Une enquête pionnière

Commandée par la Ville et le canton, menée par le professeur José Ramirez et sa collègue Joelle Latina de la Haute Ecole de gestion, cette étude frappe comme les balles de Stan Wawrinka à Roland-Garros. Sur la terre battue de la vie culturelle genevoise, Sami Kanaan et Anne Emery-Torracinta avaient des raisons de se réjouir vendredi. Le conseiller administratif responsable de la Culture pour la Ville et la conseillère d’Etat chargée de l’Instruction publique se sont pourtant gardés de céder au triomphalisme.

Face à la presse, José Ramirez, lui, a explicité les contours d’une enquête inédite en Suisse romande – Zurich et Bâle sont pionniers dans le domaine, comme le rappelait Sami Kanaan. Il a défini les trois cercles de sa radioscopie: le cœur d’une activité, l’enregistrement d’une chanson par exemple; la commercialisation et la diffusion; le troisième cercle, lui, englobe la préservation, l’administration et la formation.

Des chiffres qui tombent à pic

Cet ensemble représente 27 886 emplois (dont beaucoup à temps partiel), soit 7,6% du nombre total d’emplois. Selon ce critère, ce secteur se positionne ainsi juste derrière la finance et les assurances, mais devant la construction et le commerce de détail. Avec ses 4,5 milliards de valeur ajoutée, il figure aussi en deuxième position derrière la finance et les assurances (6,8 milliards de valeur ajoutée), mais largement devant l’horlogerie, la construction et l’industrie chimique.

De tels chiffres tombent à pic. Dans un contexte où les parlementaires rechignent à la dépense, ces conclusions peuvent être des arguments de poids. Anne Emery-Torracinta a rappelé sa volonté de soutenir le livre, tant au niveau de la diffusion que de la formation – avec le lancement cet automne d’une filière pour la bande dessinée.

«La culture bonne pour la santé»

Quant à Sami Kanaan, il a insisté sur les retombées du soutien à la création, notamment dans le domaine des arts numériques: «Si des start-up genevoises cartonnent, c’est aussi parce que nous subventionnons des festivals comme Mapping ou Tous Ecrans…»

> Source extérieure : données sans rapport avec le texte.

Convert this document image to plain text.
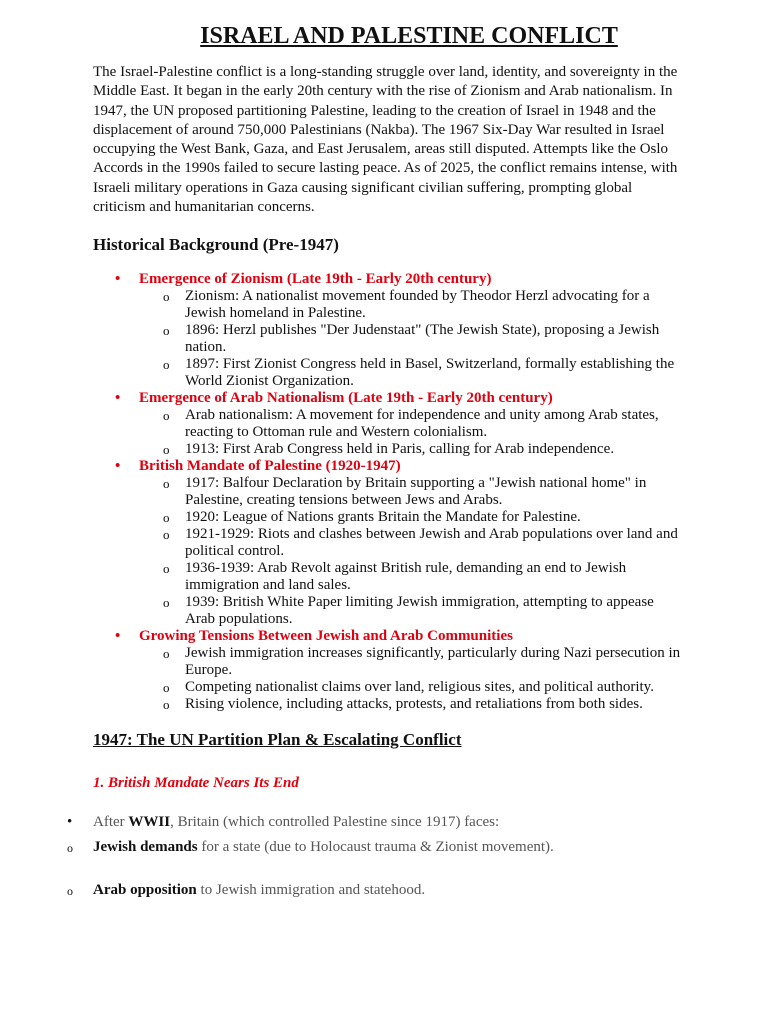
ISRAEL AND PALESTINE CONFLICT

The Israel-Palestine conflict is a long-standing struggle over land, identity, and sovereignty in the Middle East. It began in the early 20th century with the rise of Zionism and Arab nationalism. In 1947, the UN proposed partitioning Palestine, leading to the creation of Israel in 1948 and the displacement of around 750,000 Palestinians (Nakba). The 1967 Six-Day War resulted in Israel occupying the West Bank, Gaza, and East Jerusalem, areas still disputed. Attempts like the Oslo Accords in the 1990s failed to secure lasting peace. As of 2025, the conflict remains intense, with Israeli military operations in Gaza causing significant civilian suffering, prompting global criticism and humanitarian concerns.

Historical Background (Pre-1947)
• Emergence of Zionism (Late 19th - Early 20th century)
o Zionism: A nationalist movement founded by Theodor Herzl advocating for a Jewish homeland in Palestine.
o 1896: Herzl publishes "Der Judenstaat" (The Jewish State), proposing a Jewish nation.
o 1897: First Zionist Congress held in Basel, Switzerland, formally establishing the World Zionist Organization.
• Emergence of Arab Nationalism (Late 19th - Early 20th century)
o Arab nationalism: A movement for independence and unity among Arab states, reacting to Ottoman rule and Western colonialism.
o 1913: First Arab Congress held in Paris, calling for Arab independence.
• British Mandate of Palestine (1920-1947)
o 1917: Balfour Declaration by Britain supporting a "Jewish national home" in Palestine, creating tensions between Jews and Arabs.
o 1920: League of Nations grants Britain the Mandate for Palestine.
o 1921-1929: Riots and clashes between Jewish and Arab populations over land and political control.
o 1936-1939: Arab Revolt against British rule, demanding an end to Jewish immigration and land sales.
o 1939: British White Paper limiting Jewish immigration, attempting to appease Arab populations.
• Growing Tensions Between Jewish and Arab Communities
o Jewish immigration increases significantly, particularly during Nazi persecution in Europe.
o Competing nationalist claims over land, religious sites, and political authority.
o Rising violence, including attacks, protests, and retaliations from both sides.
1947: The UN Partition Plan & Escalating Conflict

1. British Mandate Nears Its End

• After WWII, Britain (which controlled Palestine since 1917) faces:

o Jewish demands for a state (due to Holocaust trauma & Zionist movement).

o Arab opposition to Jewish immigration and statehood.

De là à conclure qu’il faut privilégier les artistes rentables, il y a un pas que les deux magistrats socialistes n’entendent pas franchir. «D’après plusieurs études, la culture contribue à la santé physique et psychique de ses usagers», ponctuait José Ramirez. Certitude: ce rapport fait du bien aux ministres de la Culture.